The 9/30 tragedy
Something horrible happened 40 years ago that changed the course of Indonesia's history, unfortunately for the worse. But while the circumstances surrounding the kidnapping and murder of six Army generals on the night of Sept. 30, 1965, remain shrouded in mystery, the effects of this tragic event are unequivocal: it was a case of one tragedy leading to another, and another, and another.
Whoever was responsible for the kidnappings and killings, and whatever their motives -- both questions remain contentious to this day among historians -- the events of that night, which lasted until the early hours of Oct. 1, unleashed a killing spree that went on for months, with the main targets, though by far not the only targets, being suspected members and supporters of the Indonesian Communist Party (PKI), which was blamed for the murder of the generals.
If that was not enough of a tragedy, the nation saw the young Army general Soeharto seize the presidency the following year, ushering in an era of repression, brutality and corruption that would last for the next three decades.
Soeharto was easily one of the most ruthless rulers of the 20th century, and his human rights record matches those of other dictators of his era: the jailing of tens of thousands of people without trial, the invasion of East Timor and the ensuing brutal rule of the territory, the silencing of politicians, clerics and students who disagreed with his policies, his brutal policies in Aceh and Papua, to name but a few. Last week, more than seven years after his removal from office, the National Commission on Human Rights announced that 14 government critics who went missing during Soeharto's rule had been murdered.
Soeharto's legacy goes beyond the atrocities he and his regime committed. The militaristic and often brutal nature of our political culture today, from the intolerance to the use of violence to settle differences, is deeply rooted in Soeharto's New Order, and it will likely require one or two generations to undo this unfortunate legacy as the nation struggles to transform itself into a democracy.
But the biggest tragedy for the nation is our own denial that 9/30 was a tragedy of horrific proportions. Soeharto used the event to sanctify Pancasila, effectively turning the state ideology into an instrument he could wield to justify his brutal policies.
Officially, at least during the Soeharto years, the event was marked on Oct. 1, thus confining the tragedy solely to the killing of the six generals and, at least according to military historians, to the abortive coup by the PKI. What happened afterward was justified as a necessary evil, even a historical necessity, although the killing spree was not openly recognized.
There was no mention in the military-dictated official history books of the ensuing bloodshed, which according to international human rights organizations left at least half a million people dead. The precise figure will never be known precisely because we as a nation pretend it never happened.
C. L. Sulzberger, writing in The New York Times from Jakarta on April 13, 1966, compared the Indonesian killings with other slaughters of the 20th century, including the Armenian massacres, Stalin's starvation of the Kulaks, Hitler's Jewish genocide, the Muslim-Hindu killings following India's partition and the purges following China's turn to communism.
"Indonesia's bloody persecution of its communist rivals these terrible events in both scale and savagery," Sulzberger wrote.
Four decades later the nation has not fully come to terms with the reality of these events.

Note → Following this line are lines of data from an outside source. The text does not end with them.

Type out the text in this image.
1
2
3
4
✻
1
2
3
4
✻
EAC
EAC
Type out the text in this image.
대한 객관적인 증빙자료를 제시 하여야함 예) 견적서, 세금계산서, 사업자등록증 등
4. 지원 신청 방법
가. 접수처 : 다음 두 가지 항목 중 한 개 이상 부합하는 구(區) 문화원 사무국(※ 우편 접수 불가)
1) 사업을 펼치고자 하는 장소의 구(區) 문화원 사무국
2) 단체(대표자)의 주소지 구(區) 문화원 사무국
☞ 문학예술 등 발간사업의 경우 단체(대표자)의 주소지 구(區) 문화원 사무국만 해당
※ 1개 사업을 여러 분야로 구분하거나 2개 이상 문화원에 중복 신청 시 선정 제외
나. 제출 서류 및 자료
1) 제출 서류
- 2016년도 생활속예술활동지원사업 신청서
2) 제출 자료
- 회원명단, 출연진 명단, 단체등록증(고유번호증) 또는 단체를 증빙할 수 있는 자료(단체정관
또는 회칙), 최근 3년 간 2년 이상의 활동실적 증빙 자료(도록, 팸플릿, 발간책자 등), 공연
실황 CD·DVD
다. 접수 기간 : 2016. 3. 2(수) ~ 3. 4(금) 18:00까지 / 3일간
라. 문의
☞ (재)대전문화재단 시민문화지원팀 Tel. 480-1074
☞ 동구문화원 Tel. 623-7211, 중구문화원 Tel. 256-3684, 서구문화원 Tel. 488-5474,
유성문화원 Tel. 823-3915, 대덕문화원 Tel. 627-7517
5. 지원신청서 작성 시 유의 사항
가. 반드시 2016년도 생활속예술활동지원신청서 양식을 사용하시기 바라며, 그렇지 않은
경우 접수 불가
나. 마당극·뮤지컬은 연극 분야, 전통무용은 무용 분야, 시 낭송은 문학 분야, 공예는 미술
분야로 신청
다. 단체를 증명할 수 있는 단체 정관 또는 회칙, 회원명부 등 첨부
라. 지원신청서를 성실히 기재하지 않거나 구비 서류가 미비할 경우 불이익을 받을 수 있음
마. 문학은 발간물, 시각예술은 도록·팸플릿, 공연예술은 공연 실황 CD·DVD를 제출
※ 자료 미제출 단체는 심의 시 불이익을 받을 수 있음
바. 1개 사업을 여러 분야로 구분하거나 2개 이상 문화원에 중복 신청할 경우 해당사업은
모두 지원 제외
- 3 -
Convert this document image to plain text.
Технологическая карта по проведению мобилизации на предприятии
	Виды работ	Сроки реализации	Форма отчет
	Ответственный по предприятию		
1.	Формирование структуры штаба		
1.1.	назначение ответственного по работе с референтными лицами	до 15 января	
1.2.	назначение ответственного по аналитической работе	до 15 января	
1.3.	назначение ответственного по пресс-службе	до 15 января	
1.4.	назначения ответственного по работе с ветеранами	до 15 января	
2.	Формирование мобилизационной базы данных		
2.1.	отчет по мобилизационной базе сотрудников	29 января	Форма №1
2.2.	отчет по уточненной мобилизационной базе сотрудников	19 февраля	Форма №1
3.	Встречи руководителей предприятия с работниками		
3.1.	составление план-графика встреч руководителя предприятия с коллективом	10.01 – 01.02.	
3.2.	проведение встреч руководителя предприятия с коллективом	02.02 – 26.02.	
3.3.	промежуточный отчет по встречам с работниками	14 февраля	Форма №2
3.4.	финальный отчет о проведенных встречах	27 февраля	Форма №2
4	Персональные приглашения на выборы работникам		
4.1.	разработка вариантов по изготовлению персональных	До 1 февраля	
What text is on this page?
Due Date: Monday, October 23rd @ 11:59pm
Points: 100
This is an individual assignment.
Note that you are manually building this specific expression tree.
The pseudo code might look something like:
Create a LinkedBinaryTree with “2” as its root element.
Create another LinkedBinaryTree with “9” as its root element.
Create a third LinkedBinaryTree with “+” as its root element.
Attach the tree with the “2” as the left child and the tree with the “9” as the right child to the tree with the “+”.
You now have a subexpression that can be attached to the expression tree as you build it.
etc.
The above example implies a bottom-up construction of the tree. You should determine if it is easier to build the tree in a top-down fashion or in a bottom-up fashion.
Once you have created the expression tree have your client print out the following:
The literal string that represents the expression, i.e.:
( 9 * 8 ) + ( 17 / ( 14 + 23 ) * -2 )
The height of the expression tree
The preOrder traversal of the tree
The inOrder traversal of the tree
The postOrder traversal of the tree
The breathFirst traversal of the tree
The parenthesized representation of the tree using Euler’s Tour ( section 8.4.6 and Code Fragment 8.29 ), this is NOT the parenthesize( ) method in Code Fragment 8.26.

We barely know the truth. We only have the truth Soeharto's military wanted us to have. The worst part is that most of us do not seem to want to know what happened. We would rather bury this ugly past and forget it entirely.
But here is the bad news: We can never bury the past. This dark page in our history will continue to haunt us for as long as we fail to get to the truth. As they say, only the truth shall set us free.
More than seven years since Soeharto left the political stage, surely the time has come for the nation to rewrite the history of what happened on the night of Sept. 30, 1965. History is always written from the perspective of the victors. Soeharto was the winner of the power struggle in the mid-1960s, thus he had his day. "His story", rather than history, ruled the day.
But as his legacy shows, there are no real winners here. The entire nation suffered, and continues to suffer to this day. There are only losers.